The fault line is familiar: how much market-structure and demand-detail must antitrust plaintiffs plead before unlocking discovery? Lazarou signals that, at least in the Seventh Circuit, tying claims in the certification/CME context must grapple concretely with demand-side substitution and the full opportunity cost of MOC.
Conclusion
Lazarou v. ABPN clarifies and tightens the application of the separate-products test for tying where professional certification and continuing education intersect. The Seventh Circuit holds that state acceptance of MOC for licensure and AMA “direct credit” do not, without more, make MOC a substitute for CME. Plaintiffs must plausibly allege cross-price elasticity—facts showing that physicians, considering the full bundle of costs and obligations, would switch to MOC in response to relative price changes in CME. Absent such allegations, there is no distinct tied-product market and thus no unlawful tying.
Practically, this decision raises the pleading bar for antitrust attacks on certification-linked MOC programs in the Seventh Circuit.
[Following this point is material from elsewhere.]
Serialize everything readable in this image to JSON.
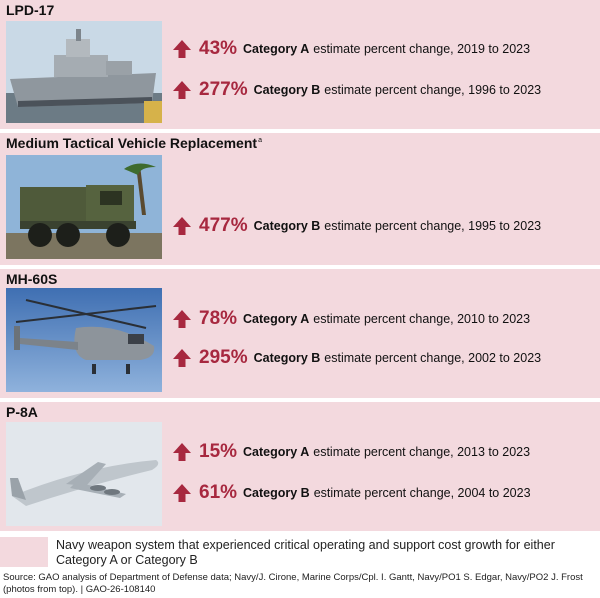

Future plaintiffs will need to supply concrete, demand-side allegations—data, market behavior, and buyer preference evidence—to survive Rule 12(b)(6). At the same time, the dissent cautions that the court’s approach risks screening out viable cases before discovery can illuminate how physicians actually behave in this specialized market.
For now, Lazarou stands as a clear statement: acceptance is not interchangeability. Antitrust tying claims in this niche will turn on plausible facts about substitutive demand, not merely on functional overlap or regulatory usability.